The Dutch precedent isn't a pretty one. But then, that really was a one-man party, so when someone murdered their one man it was fairly obvious the party was going to disintegrate very fast. Just not fast enough for them not to be voted into the government, sadly.

Still, one does expect things to go back to normal at some point - not necessarily with the same two big parties you used to have, but still with two big parties. No?

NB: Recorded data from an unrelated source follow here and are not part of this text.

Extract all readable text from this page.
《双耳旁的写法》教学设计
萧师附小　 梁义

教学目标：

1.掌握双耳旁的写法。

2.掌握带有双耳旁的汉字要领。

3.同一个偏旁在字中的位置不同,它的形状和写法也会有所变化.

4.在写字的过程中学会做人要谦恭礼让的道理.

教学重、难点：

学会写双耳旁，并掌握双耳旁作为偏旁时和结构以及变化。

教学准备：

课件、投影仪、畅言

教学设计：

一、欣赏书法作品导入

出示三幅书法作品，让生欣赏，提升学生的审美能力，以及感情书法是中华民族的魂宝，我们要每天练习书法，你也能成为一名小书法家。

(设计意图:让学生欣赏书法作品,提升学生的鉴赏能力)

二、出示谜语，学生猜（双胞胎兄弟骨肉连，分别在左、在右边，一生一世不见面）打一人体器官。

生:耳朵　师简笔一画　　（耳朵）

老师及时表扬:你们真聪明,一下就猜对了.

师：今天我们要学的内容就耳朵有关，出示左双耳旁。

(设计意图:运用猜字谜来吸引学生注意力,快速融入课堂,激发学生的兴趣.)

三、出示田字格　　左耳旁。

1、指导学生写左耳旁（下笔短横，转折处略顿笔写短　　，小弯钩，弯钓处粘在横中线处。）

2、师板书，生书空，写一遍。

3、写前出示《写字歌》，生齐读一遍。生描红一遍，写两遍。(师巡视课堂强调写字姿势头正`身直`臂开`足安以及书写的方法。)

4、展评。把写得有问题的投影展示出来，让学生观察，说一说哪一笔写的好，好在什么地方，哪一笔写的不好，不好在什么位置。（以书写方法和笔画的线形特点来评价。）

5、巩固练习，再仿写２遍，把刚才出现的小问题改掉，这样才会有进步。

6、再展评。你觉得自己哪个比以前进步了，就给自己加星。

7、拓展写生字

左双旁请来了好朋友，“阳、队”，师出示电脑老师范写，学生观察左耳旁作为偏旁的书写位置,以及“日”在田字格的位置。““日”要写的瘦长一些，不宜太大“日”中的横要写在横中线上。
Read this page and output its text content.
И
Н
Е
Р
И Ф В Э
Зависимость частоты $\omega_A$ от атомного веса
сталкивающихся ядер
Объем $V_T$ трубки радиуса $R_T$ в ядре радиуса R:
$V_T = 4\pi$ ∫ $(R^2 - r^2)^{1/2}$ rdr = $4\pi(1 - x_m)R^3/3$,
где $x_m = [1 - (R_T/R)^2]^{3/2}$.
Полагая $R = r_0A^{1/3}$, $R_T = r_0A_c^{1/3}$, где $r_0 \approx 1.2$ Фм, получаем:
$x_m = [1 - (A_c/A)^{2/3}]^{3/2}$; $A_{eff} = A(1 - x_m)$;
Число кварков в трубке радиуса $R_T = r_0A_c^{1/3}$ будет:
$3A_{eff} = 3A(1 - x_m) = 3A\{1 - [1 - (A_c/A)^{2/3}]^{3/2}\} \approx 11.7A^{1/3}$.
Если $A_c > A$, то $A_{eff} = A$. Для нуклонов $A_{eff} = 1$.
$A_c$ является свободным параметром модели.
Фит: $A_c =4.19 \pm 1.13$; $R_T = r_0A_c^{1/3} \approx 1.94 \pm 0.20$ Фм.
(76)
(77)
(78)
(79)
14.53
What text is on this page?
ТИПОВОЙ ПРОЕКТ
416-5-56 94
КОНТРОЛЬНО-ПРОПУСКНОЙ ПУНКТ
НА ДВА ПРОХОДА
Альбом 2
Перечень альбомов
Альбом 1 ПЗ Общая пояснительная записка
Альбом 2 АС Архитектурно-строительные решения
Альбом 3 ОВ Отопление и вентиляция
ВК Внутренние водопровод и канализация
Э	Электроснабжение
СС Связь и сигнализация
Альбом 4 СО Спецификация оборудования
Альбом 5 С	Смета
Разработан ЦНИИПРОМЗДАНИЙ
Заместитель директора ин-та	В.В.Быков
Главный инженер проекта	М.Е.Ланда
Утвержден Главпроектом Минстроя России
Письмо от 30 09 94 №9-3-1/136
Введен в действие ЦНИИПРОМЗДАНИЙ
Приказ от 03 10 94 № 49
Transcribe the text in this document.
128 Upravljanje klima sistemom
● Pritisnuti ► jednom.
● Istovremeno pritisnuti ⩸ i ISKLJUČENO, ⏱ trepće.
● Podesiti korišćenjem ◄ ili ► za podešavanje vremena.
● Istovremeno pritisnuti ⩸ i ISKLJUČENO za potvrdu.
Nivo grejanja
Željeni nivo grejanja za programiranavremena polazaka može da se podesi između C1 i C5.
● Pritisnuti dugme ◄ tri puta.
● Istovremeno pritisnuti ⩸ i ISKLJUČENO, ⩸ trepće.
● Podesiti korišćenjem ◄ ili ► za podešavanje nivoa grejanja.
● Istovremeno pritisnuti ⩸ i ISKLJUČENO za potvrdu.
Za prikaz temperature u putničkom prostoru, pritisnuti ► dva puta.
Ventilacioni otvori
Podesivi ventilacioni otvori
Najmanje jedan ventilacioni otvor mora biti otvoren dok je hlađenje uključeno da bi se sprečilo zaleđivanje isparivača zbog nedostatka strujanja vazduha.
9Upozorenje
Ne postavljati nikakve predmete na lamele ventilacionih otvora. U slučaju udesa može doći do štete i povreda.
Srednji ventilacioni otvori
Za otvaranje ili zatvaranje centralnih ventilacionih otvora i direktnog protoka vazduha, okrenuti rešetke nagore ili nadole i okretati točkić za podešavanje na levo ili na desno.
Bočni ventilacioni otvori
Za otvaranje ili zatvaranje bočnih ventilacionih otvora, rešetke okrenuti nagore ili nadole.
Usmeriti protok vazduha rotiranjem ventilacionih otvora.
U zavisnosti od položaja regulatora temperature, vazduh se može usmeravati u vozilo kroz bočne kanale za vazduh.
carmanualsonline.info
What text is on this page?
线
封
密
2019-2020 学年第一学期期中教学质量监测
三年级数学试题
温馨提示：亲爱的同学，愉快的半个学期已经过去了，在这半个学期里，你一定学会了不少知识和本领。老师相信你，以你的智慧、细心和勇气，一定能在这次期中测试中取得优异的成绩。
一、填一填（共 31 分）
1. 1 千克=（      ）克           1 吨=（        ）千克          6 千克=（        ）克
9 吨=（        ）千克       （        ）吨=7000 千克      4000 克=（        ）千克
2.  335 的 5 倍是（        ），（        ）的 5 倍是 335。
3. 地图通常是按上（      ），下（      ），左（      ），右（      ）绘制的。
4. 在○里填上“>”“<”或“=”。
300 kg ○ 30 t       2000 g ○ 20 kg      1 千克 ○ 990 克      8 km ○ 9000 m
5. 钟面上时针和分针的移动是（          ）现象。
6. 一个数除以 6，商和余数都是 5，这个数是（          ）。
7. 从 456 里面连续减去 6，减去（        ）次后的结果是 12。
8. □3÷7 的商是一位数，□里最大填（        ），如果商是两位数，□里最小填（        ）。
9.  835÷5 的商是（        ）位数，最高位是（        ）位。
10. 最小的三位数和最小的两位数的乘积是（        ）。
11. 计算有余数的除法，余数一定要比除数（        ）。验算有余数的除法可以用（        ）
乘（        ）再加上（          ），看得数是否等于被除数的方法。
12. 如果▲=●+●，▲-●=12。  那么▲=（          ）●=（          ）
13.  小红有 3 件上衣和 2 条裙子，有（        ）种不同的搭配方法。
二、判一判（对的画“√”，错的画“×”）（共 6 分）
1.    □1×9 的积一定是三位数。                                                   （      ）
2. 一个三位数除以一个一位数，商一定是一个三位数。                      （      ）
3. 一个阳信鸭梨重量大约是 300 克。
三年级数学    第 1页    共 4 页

The situation is hardly more stable on the provincial level, where we went from decades of having two dominant parties (one separatist and center-left, one federalist and liberal) to the rise of a fiscal right that very nearly went from having a handful of seats for many years to coming a few seats short of forming the government 2 elections ago (and relagating the separatists to third party for the first time since 1976) only to collapse in the following election and finally to disappear this year, where the separatist party (PQ) has gone through several leadership and orientation crisis in the last years - all this resulting in absurdly keeping in power the Liberals by default rather than choice, for the first time in a majority government after a few minority ones, despite them enjoying an historical and enduring low popularity... and now we have a fairly weak PQ just out of its biggest crisis yet, a second separatist party - this one socialist, massively impopular liberals, a new fiscal right/reformist party (CAQ( found by an ex-PQ minister and that is actually an alliance of federalist and separatist forces from the right that got spectacular poll results two months ago (to the point of being the "sure bet" next majority government of most commentators) to an equally spectacular (and very fast) decline in favour, and the separatist leader deemed finished by New Year's day - people were even foreseing the end of the party after this year's election... - but weeks later she's rebounded, to the point the polls have her and PQ win a short victory if the elections are next spring.

Yeah. Political volatility has a way of getting worse and worse when it starts - I think it's grown worse in a lot of countries, even in the US though it's still rather limited there.